The body of Muamer Zukorlic, former mufti of the Islamic Community in Serbia and leader of the Justice and Reconciliation Party, will be exhumed after test results suggested he died after being poisoned, his family said.
Muamer Zukorlic’s coffin being carried to his grave. Photo: Muamer Zukorlic/Facebook
The prosecutor’s office in Novi Pazar in south-west Serbia ordered on Thursday the exhumation of late Muslim Bosniak leader Muamer Zukorlic after his family said that test results from two European laboratories suggested that he had been poisoned.
“As part of the investigation, a statement was taken from Usame Zukorlic [son of Muamer Zukorlic], and then an order was given to exhume the body of the late Muamer Zukorlic, with which the family agreed,” the prosecutor’s office told Radio Sto Plus on Thursday.
The exact date of the exhumation is not yet known but it will be announced soon, the prosecutor’s office said.
Usame Zukorlic, who replaced his father as the leader of his Justice and Reconciliation Party, said on Sunday that his father had been poisoned before his death, according to test results from two independent laboratories in Europe.
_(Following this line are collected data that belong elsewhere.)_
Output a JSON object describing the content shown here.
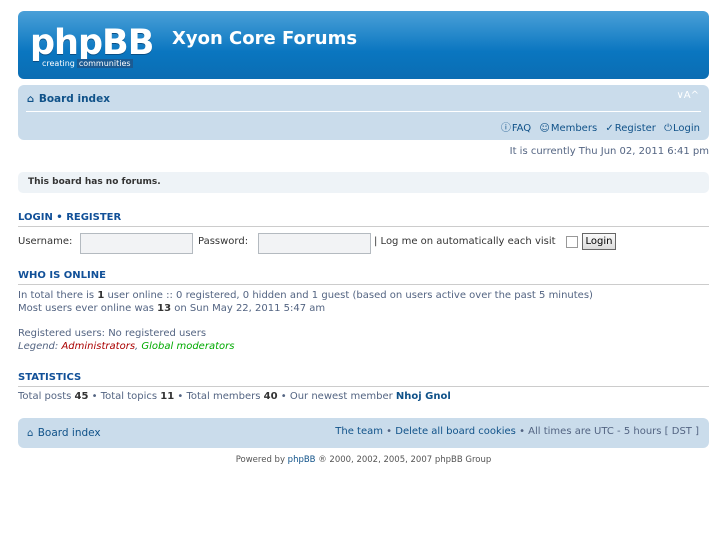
{
  "header": {
    "logo_text": "phpBB",
    "logo_tag_a": "creating",
    "logo_tag_b": "communities",
    "site_title": "Xyon Core Forums"
  },
  "navbar": {
    "breadcrumb": "Board index",
    "font_size_control": "∨A^",
    "links": {
      "faq": "FAQ",
      "members": "Members",
      "register": "Register",
      "login": "Login"
    }
  },
  "current_time": "It is currently Thu Jun 02, 2011 6:41 pm",
  "notice": "This board has no forums.",
  "login_section": {
    "heading_login": "Login",
    "heading_sep": " • ",
    "heading_register": "Register",
    "username_label": "Username:",
    "password_label": "Password:",
    "autologin_label": "| Log me on automatically each visit",
    "login_button": "Login"
  },
  "who_is_online": {
    "heading": "Who is online",
    "line1_pre": "In total there is ",
    "line1_num": "1",
    "line1_post": " user online :: 0 registered, 0 hidden and 1 guest (based on users active over the past 5 minutes)",
    "line2_pre": "Most users ever online was ",
    "line2_num": "13",
    "line2_post": " on Sun May 22, 2011 5:47 am",
    "registered": "Registered users: No registered users",
    "legend_label": "Legend: ",
    "legend_admin": "Administrators",
    "legend_sep": ", ",
    "legend_gmod": "Global moderators"
  },
  "statistics": {
    "heading": "Statistics",
    "posts_label": "Total posts ",
    "posts": "45",
    "topics_label": " • Total topics ",
    "topics": "11",
    "members_label": " • Total members ",
    "members": "40",
    "newest_label": " • Our newest member ",
    "newest": "Nhoj Gnol"
  },
  "footer_nav": {
    "breadcrumb": "Board index",
    "team": "The team",
    "sep1": " • ",
    "delete_cookies": "Delete all board cookies",
    "times": " • All times are UTC - 5 hours [ DST ]"
  },
  "copyright": {
    "pre": "Powered by ",
    "link": "phpBB",
    "post": " ® 2000, 2002, 2005, 2007 phpBB Group"
  },
  "colors": {
    "header_blue": "#0a76c0",
    "navbar_bg": "#cadceb",
    "link": "#105289",
    "admin": "#aa0000",
    "global_mod": "#00aa00"
  },
  "icons": [
    "home-icon",
    "faq-icon",
    "members-icon",
    "register-icon",
    "login-icon"
  ]
}
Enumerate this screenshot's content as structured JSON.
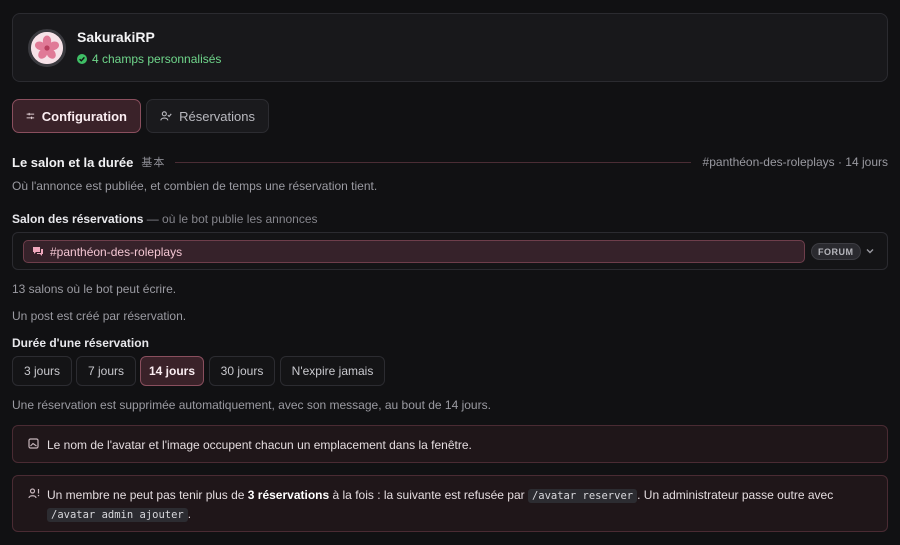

“One said that there is a high probability of heavy metal poisoning, and the other that it is food poisoning, which is enough for us to have a basic suspicion that the mufti did not die a natural death,” Usame Zukorlic told N1 TV on Thursday.
Elma Zukorlic, the second wife of Muamer Zukorlic, welcomed the decision to carry out the exhumation.
“I am glad that the relevant state bodies of the Republic of Serbia have taken all the measures needed to make the truth available to us as soon as possible,” she wrote on Instagram.
Muamer Zukorlic, who was the mufti of Sandzak, leader of the Justice and Reconciliation Party and deputy speaker of Serbia’s parliament died in November of a heart attack at the age of 51, shocking Muslims in the region and around the world.
In his 14 years as mufti of the Islamic Community in Serbia, the official body representing the country’s Muslims, Zukorlic amassed immense popularity in the Sandzak region and among Muslims in Bosnia.
The Sandzak region, which straddles parts of south-west Serbia and northern Montenegro, has a strong ethnic identity, with the majority of its roughly 500,000 people identifying as Muslim Bosniaks.
Zukorlic also made headlines with his personal and family life. Unusually among Bosniaks, Zukorlic had two wives and eight children.
Observers believe that his death has left a power vacuum. His party under his son’s leadership gained slightly fewer votes at the recent Serbian general elections on April 3, and its number of parliamentary seats fell from four to three.